Riverside Café Gallery – Kim Cody

“It is the ever changing nature of the landscape which motivates me to try and capture the sensation of ephemeral images which appear and are gone in an instant.” Kim Cody

The Riverside Café Gallery is delighted to present in the first exhibition of 2017, solo show by local artist Kim Cody.  Kim’s interest lies in trying to grasp the fleeting seconds when light and shade touch small corners of the earth, water or sky. She paints and draws the ephemeral moments which imprint in her mind.

In this exhibition, Kim is showing a mixture of work in oil paint, mixed media and charcoal drawing. We caught up with Kim and asked her about her career highs and her favourite work ahead of the exhibition opening…

kim cody_ september garden_ mixed media_ 50W x 59H_ 2016

What are you working on at the moment and where do you find ideas for your work?

At the moment I am working on combining drawing and painting techniques by including more mark making in the paintings and using colour wash within the drawings.
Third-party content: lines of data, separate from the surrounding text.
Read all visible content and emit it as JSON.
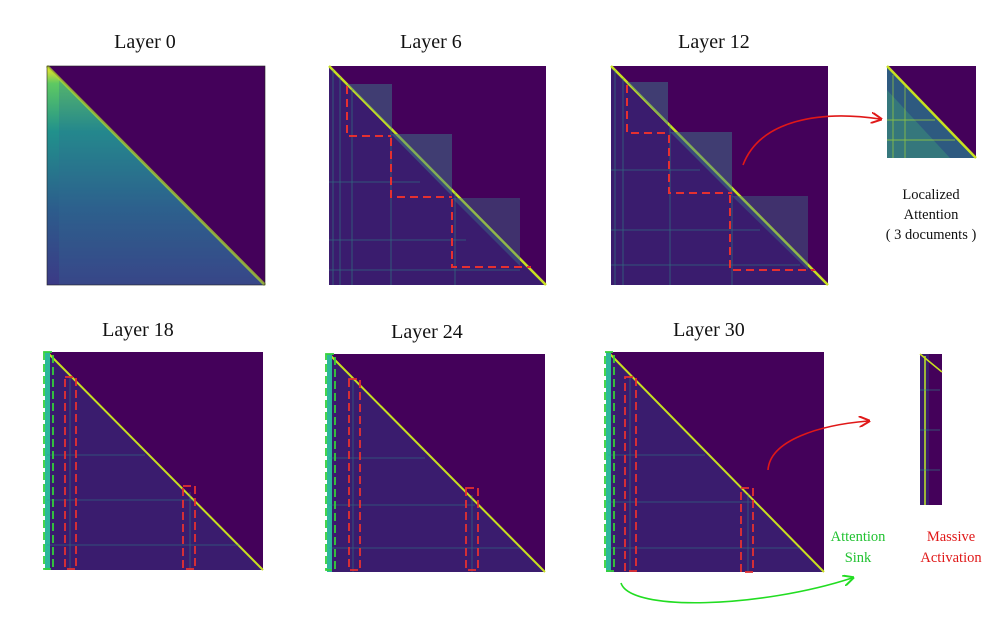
{
  "panels": [
    {
      "title": "Layer 0"
    },
    {
      "title": "Layer 6"
    },
    {
      "title": "Layer 12"
    },
    {
      "title": "Layer 18"
    },
    {
      "title": "Layer 24"
    },
    {
      "title": "Layer 30"
    }
  ],
  "annotations": {
    "localized": {
      "line1": "Localized",
      "line2": "Attention",
      "line3": "( 3 documents )"
    },
    "sink": {
      "line1": "Attention",
      "line2": "Sink"
    },
    "massive": {
      "line1": "Massive",
      "line2": "Activation"
    }
  },
  "colors": {
    "matrix_background": "#44015a",
    "diagonal_yellow": "#fde725",
    "mid_teal": "#21918c",
    "document_box": "#e53030",
    "sink_box": "#34d13a",
    "arrow_red": "#e01818",
    "arrow_green": "#22dd22"
  }
}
Almost all my ideas in the past fifteen years have been taken from the landscape, time and the weather.

What medium do you use in your practice and why? I often work out in the landscape using watercolour to make small sketches. It is a quick technique and easily captures the atmosphere and colour of my subjects. Back in the studio I develop these ideas and impressions as oil, acrylic or mixed media paintings or charcoal drawings.

What motivates you to make work, who do you believe has influenced your career and inspired you to start? It is the ever changing nature of the landscape which motivates me to try and capture the sensation of ephemeral images which appear and are gone in an instant. At the age of six I was given a beautiful watercolour paintbox. My parents were keen amateur naturalists and they encouraged me to paint and draw and to enter competitions ; they also took me aged eight to the Tate Gallery where I first saw Turner’s sketch books and was fascinated by his palette which I longed to touch but it was out of reach in a glass cabinet.
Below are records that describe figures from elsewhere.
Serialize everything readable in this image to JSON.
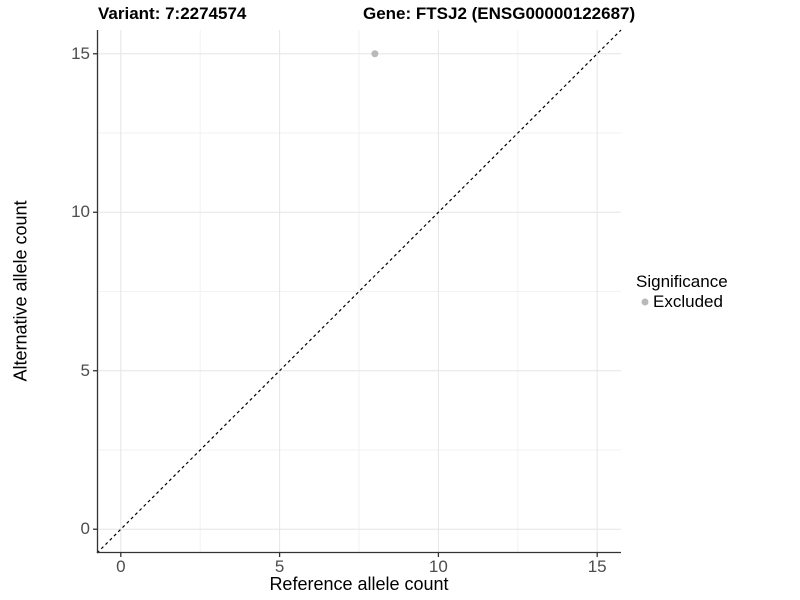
{
  "chart_data": {
    "type": "scatter",
    "title_left": "Variant: 7:2274574",
    "title_right": "Gene: FTSJ2 (ENSG00000122687)",
    "xlabel": "Reference allele count",
    "ylabel": "Alternative allele count",
    "xlim": [
      -0.75,
      15.75
    ],
    "ylim": [
      -0.75,
      15.75
    ],
    "x_major_ticks": [
      0,
      5,
      10,
      15
    ],
    "y_major_ticks": [
      0,
      5,
      10,
      15
    ],
    "x_minor_ticks": [
      2.5,
      7.5,
      12.5
    ],
    "y_minor_ticks": [
      2.5,
      7.5,
      12.5
    ],
    "grid": true,
    "identity_line": {
      "style": "dashed",
      "color": "#000000",
      "from": [
        -0.75,
        -0.75
      ],
      "to": [
        15.75,
        15.75
      ]
    },
    "series": [
      {
        "name": "Excluded",
        "color": "#b9b9b9",
        "points": [
          {
            "x": 8,
            "y": 15
          }
        ]
      }
    ],
    "legend": {
      "title": "Significance",
      "position": "right",
      "entries": [
        {
          "label": "Excluded",
          "color": "#b9b9b9",
          "marker": "circle"
        }
      ]
    },
    "colors": {
      "axis_line": "#333333",
      "tick_mark": "#333333",
      "tick_label": "#4d4d4d",
      "grid_major": "#e5e5e5",
      "grid_minor": "#f2f2f2",
      "background": "#ffffff"
    }
  }
}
If you could name one, what is your favourite piece of work you have created, and why?

My favourite piece of work is a large oil painting titled “ Fragmented Light “ It came closest to what I was trying to achieve in representing scattered fragments of moving light. It is one of only two paintings I ever wanted to keep for myself but it is on the other side of the world now in New Zealand.

growth

If you can name one, what is your proudest achievement?

My proudest achievement is having the courage back in 2002 to leave my “ day job “ as a full time art teacher and move to France to concentrate solely on my own work.
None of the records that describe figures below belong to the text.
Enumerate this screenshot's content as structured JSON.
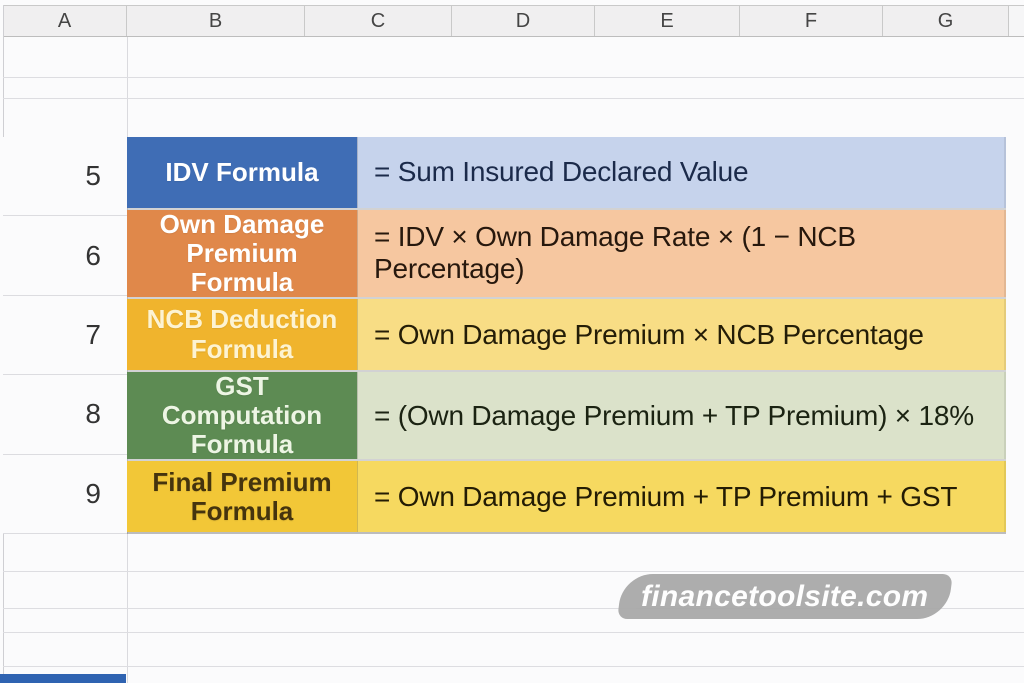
{
  "columns": [
    "A",
    "B",
    "C",
    "D",
    "E",
    "F",
    "G"
  ],
  "grid": {
    "visible_row_numbers": [
      "5",
      "6",
      "7",
      "8",
      "9"
    ]
  },
  "rows": [
    {
      "num": "5",
      "label": "IDV Formula",
      "formula": "= Sum Insured Declared Value",
      "label_bg": "#3f6db5",
      "label_fg": "#ffffff",
      "value_bg": "#c6d3ec",
      "value_fg": "#1b2a4a"
    },
    {
      "num": "6",
      "label": "Own Damage Premium Formula",
      "formula": "= IDV × Own Damage Rate × (1 − NCB Percentage)",
      "label_bg": "#e0884a",
      "label_fg": "#ffffff",
      "value_bg": "#f6c7a0",
      "value_fg": "#27180d"
    },
    {
      "num": "7",
      "label": "NCB Deduction Formula",
      "formula": "= Own Damage Premium × NCB Percentage",
      "label_bg": "#f0b42d",
      "label_fg": "#fdf3d2",
      "value_bg": "#f8dd85",
      "value_fg": "#241d07"
    },
    {
      "num": "8",
      "label": "GST Computation Formula",
      "formula": "= (Own Damage Premium + TP Premium) × 18%",
      "label_bg": "#5d8b53",
      "label_fg": "#edf5e4",
      "value_bg": "#dbe2ca",
      "value_fg": "#1b2312"
    },
    {
      "num": "9",
      "label": "Final Premium Formula",
      "formula": "= Own Damage Premium + TP Premium + GST",
      "label_bg": "#f2c737",
      "label_fg": "#45340e",
      "value_bg": "#f6d960",
      "value_fg": "#231c04"
    }
  ],
  "watermark": {
    "text": "financetoolsite.com",
    "bg": "#a9a9a9",
    "fg": "#ffffff"
  }
}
What is the most indispensable item in your studio? It is a toss-up between my electric kettle and my tatty old box of charcoal.

Where is your favourite place to see art?  I think it is the Musée Eugène Boudin in Honfleur which houses a wonderful collection of Impressionist paintings in a very serene setting.

 

 

Kim Cody, ‘Shadow and Light’, runs from the 6th – 20th January 2017 in the Riverside Café Gallery.